Dey specialised in investigative reports on the criminal activities of various mafia groups operating in Mumbai. The case is still under investigation by the Mumbai Police and from the scanty details available through open source information, one could make only some tentative observations.
Since he was shot dead near his house, he evidently did not fall into a trap or ambush while doing field investigation. It was a case of planned, pre-meditated killing. Three motives are possible:
(a).He was killed in order to prevent his doing a fresh investigative report on a new piece of information received by him, but in an interview to a TV news channel, his Editor said that to his knowledge he was not doing any new investigation. According to the Editor, Dey would have kept him informed if he was doing a new story. If what the Editor says is correct, this possibility would not be high.
(b). He was killed to punish him for a story which he had already done. If so, he must have done this investigation in the recent and not distant past. A study of his reporting during the last six months should enable the police to prepare a short list of likely suspects who could then be questioned.
(c). He was killed out of personal enmity either by a police officer about whom he was investigating or by someone else. A discussion by the police with his colleagues and relatives should enable them to prepare a similar short list of likely suspects.
The killing would appear to have been done by a hired killer who apparently killed him for mercenary reasons. If so, the mafia group or person who got him killed would have taken the precaution to maintain the deniability of its or his involvement.
Forensic evidence in the form of the bullets fired and the empties should be available. One does not know whether the police have been able to recover the weapon used. Search for finger-prints could provide an important initial piece of evidence.

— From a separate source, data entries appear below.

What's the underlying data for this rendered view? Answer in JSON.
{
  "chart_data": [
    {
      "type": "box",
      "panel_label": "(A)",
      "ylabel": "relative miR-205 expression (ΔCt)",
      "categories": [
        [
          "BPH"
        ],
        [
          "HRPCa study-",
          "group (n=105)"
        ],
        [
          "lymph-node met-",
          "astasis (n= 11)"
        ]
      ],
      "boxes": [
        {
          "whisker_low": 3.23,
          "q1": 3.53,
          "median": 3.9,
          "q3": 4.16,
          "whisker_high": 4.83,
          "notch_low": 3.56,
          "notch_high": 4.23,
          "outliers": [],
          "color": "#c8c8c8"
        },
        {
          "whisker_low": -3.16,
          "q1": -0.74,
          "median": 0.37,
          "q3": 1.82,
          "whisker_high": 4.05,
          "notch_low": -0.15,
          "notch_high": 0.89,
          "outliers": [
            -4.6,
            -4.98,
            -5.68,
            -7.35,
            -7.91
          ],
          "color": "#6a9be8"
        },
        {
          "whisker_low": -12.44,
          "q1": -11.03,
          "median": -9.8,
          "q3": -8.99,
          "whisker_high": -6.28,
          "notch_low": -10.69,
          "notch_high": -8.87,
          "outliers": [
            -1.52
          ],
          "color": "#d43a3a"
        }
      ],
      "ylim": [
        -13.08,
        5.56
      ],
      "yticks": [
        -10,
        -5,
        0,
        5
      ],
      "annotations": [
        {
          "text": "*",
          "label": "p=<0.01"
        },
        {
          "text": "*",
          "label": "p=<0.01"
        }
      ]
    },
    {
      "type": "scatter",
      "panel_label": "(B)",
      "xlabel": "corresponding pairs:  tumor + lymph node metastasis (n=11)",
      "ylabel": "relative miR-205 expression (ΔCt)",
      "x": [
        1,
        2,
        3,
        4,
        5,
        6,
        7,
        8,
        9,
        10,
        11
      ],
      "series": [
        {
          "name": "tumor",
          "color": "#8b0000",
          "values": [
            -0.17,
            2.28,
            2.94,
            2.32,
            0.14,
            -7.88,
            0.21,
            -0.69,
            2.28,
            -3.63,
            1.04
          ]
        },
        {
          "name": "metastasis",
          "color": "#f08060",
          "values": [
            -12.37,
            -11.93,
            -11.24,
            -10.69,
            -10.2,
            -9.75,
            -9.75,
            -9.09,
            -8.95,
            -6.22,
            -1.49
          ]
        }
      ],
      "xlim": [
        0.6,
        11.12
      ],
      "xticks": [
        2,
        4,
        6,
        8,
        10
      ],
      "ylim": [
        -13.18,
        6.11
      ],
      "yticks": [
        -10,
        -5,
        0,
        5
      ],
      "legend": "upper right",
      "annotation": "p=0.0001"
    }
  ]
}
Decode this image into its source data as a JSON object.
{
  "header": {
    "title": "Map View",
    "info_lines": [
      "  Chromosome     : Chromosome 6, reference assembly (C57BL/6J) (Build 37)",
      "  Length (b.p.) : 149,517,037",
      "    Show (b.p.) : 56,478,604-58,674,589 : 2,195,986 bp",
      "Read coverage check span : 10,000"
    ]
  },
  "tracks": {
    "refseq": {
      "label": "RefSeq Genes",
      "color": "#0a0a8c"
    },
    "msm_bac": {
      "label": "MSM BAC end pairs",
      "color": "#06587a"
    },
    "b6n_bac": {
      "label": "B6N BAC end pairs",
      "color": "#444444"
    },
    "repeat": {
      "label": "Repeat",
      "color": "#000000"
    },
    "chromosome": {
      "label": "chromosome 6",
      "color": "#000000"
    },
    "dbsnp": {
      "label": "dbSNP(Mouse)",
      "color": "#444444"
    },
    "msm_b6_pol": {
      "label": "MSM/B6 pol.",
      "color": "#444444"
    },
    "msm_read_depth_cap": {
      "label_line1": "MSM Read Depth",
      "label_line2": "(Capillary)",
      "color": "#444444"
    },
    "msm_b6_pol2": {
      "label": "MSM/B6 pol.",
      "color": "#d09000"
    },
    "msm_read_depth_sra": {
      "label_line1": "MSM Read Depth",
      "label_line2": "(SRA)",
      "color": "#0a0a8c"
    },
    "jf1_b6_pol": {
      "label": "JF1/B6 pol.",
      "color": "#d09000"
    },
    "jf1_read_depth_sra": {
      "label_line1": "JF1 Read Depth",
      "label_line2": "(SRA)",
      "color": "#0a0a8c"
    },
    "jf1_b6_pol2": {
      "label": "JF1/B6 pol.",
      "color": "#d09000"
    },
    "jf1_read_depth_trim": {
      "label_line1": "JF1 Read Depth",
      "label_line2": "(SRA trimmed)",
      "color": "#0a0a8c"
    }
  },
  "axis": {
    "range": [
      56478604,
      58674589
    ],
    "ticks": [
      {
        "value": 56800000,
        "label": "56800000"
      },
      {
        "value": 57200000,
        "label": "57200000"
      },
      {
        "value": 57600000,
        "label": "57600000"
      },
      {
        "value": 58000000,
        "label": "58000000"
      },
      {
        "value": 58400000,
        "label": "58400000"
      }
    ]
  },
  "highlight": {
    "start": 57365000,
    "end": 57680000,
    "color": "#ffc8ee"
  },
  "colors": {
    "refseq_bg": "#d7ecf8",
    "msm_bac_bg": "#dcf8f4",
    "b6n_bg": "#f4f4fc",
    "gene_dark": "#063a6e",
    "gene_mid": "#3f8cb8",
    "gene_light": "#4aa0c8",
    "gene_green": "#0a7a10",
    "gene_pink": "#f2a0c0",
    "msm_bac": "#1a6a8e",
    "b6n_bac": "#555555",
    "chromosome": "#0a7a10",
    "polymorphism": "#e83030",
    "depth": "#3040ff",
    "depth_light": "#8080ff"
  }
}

The killer had taken the precaution of not killing Mr. Dey at his residence. That might have enabled the relatives to provide identifying particulars of the killer. Now the police would have only the details provided by the passers-by.
In the absence of sufficient forensic evidence and eye-witness accounts, the success of the investigation would depend on the careful preparation of the short-lists of suspects and their thorough interrogation.
To reduce the dangers of similar attacks on crime journalists in future, the police should periodically organise briefings on security for them as is done by the security division of the Ministry of External Affairs and the Intelligence Bureau for Indian diplomats posted abroad. This would strengthen their security-consciousness and enable them to take evasive measures. They should also be encouraged to report to the police any threats apprehended by them.
A short-list should be prepared of all the telephone calls received by Mr. Dey in his mobile telephone and the holders of numbers, who were not Mr. Dey’s relatives, friends or colleagues should be questioned.